A Tale of Specimens Lost and Found

Lewis and Clark's pioneering expedition was, by all standards, a resounding success. But once back in civilization, their efforts to publish their journals and scientific discoveries were plagued by numerous problems.

In April 1807, Lewis arrived in Philadelphia looking for a publisher for his and Clark's journals. A two-volume narrative of the expedition and a single volume of natural history were planned. Lewis enlisted the help of Benjamin Smith Barton-the University of Pennsylvania botany professor who had earlier given him botany lessons-to put his plant specimens in scientific order. Barton also initially agreed to write or at least assist with the volume on natural history, but failing health and other commitments intervened.

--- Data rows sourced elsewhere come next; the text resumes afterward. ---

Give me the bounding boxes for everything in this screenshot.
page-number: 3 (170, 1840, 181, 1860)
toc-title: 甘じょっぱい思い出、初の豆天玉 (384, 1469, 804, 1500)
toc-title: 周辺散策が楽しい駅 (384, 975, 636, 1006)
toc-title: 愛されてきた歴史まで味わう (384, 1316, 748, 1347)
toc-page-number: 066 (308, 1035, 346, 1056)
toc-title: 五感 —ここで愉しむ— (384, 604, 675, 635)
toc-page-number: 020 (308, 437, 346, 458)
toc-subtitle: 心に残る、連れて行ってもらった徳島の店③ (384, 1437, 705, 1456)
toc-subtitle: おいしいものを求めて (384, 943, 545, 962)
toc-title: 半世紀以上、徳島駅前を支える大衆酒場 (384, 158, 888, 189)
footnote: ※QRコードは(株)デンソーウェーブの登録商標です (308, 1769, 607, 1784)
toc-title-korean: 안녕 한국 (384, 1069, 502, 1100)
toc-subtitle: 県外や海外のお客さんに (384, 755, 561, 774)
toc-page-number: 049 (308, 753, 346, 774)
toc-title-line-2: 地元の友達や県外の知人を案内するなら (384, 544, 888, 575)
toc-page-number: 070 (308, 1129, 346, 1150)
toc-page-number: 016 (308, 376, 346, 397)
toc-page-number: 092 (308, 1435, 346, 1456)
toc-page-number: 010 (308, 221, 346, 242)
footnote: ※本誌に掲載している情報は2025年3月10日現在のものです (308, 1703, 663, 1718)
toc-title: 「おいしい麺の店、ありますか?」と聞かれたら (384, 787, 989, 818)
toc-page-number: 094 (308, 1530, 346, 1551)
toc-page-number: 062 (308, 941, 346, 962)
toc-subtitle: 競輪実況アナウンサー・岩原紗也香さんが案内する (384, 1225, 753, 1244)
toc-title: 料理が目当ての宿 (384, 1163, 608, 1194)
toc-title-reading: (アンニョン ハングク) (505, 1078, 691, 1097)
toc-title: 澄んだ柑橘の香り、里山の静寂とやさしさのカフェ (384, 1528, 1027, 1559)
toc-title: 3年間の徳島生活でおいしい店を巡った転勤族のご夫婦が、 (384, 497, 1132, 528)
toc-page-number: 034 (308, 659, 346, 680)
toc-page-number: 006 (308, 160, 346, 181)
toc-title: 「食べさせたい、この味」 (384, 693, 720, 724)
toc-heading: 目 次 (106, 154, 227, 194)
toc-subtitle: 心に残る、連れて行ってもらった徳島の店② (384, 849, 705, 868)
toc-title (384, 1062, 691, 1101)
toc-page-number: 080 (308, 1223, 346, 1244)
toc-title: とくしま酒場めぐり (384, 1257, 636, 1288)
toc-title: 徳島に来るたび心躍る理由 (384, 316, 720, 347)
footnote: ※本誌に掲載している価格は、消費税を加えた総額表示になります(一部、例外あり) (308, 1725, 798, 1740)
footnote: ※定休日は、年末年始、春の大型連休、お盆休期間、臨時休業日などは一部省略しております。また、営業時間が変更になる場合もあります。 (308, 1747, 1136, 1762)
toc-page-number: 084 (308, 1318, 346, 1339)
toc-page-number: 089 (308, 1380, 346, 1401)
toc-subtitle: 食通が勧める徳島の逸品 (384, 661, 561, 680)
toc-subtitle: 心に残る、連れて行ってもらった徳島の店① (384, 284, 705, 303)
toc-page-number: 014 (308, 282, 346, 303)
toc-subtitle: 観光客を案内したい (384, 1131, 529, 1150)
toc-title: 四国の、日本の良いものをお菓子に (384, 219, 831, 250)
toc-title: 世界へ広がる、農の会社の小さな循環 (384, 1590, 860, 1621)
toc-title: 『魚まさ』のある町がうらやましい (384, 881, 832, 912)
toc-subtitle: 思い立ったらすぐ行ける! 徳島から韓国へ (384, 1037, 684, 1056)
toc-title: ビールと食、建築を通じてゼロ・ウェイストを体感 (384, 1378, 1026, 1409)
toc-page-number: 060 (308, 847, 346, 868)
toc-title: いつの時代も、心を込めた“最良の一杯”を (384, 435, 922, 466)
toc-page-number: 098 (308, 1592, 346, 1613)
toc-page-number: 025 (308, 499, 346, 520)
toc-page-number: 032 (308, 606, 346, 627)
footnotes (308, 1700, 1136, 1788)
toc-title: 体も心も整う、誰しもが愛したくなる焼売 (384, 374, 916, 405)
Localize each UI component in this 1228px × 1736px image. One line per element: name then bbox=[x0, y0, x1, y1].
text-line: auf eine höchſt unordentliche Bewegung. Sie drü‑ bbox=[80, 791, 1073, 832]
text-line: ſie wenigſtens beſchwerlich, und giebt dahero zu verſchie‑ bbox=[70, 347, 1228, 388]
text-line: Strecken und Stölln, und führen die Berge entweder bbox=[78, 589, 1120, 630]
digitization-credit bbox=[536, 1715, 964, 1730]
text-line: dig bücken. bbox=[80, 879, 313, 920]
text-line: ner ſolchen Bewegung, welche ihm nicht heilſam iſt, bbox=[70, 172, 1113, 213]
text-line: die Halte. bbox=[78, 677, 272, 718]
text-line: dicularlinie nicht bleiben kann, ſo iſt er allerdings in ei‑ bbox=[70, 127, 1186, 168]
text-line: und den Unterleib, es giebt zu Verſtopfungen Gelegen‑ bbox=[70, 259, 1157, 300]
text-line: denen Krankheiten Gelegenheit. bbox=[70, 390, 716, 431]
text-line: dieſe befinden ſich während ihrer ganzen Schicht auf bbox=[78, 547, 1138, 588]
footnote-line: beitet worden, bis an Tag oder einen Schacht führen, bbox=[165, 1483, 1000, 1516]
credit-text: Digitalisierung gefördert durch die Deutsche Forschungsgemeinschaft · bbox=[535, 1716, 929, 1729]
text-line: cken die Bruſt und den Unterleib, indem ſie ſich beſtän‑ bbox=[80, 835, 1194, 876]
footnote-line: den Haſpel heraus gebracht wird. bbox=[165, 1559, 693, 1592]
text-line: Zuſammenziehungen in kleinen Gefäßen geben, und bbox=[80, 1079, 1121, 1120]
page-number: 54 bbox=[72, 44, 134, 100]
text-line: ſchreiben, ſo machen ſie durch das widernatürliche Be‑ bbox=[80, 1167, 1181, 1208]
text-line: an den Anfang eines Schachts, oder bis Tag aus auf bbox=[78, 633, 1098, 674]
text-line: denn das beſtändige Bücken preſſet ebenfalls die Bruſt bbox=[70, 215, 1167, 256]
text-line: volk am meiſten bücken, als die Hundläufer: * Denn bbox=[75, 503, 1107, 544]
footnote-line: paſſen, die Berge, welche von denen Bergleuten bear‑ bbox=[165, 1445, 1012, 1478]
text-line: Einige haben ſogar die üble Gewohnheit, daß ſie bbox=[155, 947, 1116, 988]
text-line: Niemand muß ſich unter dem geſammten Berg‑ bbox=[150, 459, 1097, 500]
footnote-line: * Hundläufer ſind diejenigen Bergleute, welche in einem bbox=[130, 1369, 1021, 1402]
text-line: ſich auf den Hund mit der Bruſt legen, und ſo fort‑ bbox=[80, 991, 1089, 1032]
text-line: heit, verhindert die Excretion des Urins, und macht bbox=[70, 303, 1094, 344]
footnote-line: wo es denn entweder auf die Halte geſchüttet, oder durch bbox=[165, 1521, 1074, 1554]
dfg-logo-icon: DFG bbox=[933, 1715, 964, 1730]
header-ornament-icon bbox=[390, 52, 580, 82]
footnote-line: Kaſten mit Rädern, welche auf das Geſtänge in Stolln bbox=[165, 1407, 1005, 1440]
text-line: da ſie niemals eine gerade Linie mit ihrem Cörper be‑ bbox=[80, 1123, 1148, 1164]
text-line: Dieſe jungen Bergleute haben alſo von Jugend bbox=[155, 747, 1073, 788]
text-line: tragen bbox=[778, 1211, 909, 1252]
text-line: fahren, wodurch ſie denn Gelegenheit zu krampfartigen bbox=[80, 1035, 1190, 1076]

On the recommendation of Bernard M'Mahon, a Philadelphia seed merchant, Lewis hired Barton's associate, the German-born botanist Frederick Pursh, to sort out and prepare drawings of the specimens. A large portion of the collection was left in Pursh's hands when Lewis departed Philadelphia in July 1807.

Lewis died two years later, his narrative unwritten. The War of 1812 further delayed publication of the story of the expedition, and it wasn't until 1814 that Clark was at last able to see the History of the Expedition Under the Command of Captains Lewis and Clark in print. The two-volume book, so long delayed, was a financial loss. And the natural history volume remained unwritten.

Pursh retained possession of the specimens Lewis had entrusted to him, taking them-apparently without anyone's authority or knowledge-with him to London in 1811. In 1813, Pursh published Flora Americae Septentrionalis (Flora of North America), in which he described 130 plants from the Lewis and Clark expedition and included several illustrations apparently drawn from Lewis's plants. Thus, to Jefferson's chagrin, the first botanical findings of this great American expedition were published in England by a German botanist!

Pursh's Lewis and Clark specimens were eventually subsumed into the extensive botanical collection of his English employer, A.B. Lambert. Upon Lambert's death in 1842, his collection was auctioned in small lots, at least two of which included Lewis and Clark specimens. One lot, purchased by Edward Tuckerman, an American traveling in England, included 47 of Lewis's specimens. In 1856, Tuckerman presented them to the Academy of Natural Sciences of Philadelphia.

In 1896, Thomas Meehan, a botanist at the academy of Natural Sciences, acquired 179 additional Lewis and Clark specimens-which had been stored at the American Philosophical Society-on permanent loan to the Academy. Eleven Lewis and Clark herbarium specimens were discovered in the 1950s at the Royal Botanic Gardens at Kew, England, where they remain today. One specimen long considered lost from the collection was recently identified at the Charleston Museum, in Charleston, South Carolina. Twenty-three of the expedition's specimens described in Pursh's book are still missing.

Today, the majority of the remaining Lewis and Clark herbarium specimens-227 specimens representing 199 different plant taxa-are housed at the Academy of Natural Sciences. Seventy-five of the sheets in the academy's collection are marked "Type Collection," indicating that it was from these specimens that the original scientific descriptions of the plants were based.

The collection is an irreplaceable piece of history, as acknowledged by a recently awarded "Save America's Treasures" grant to conserve the collection.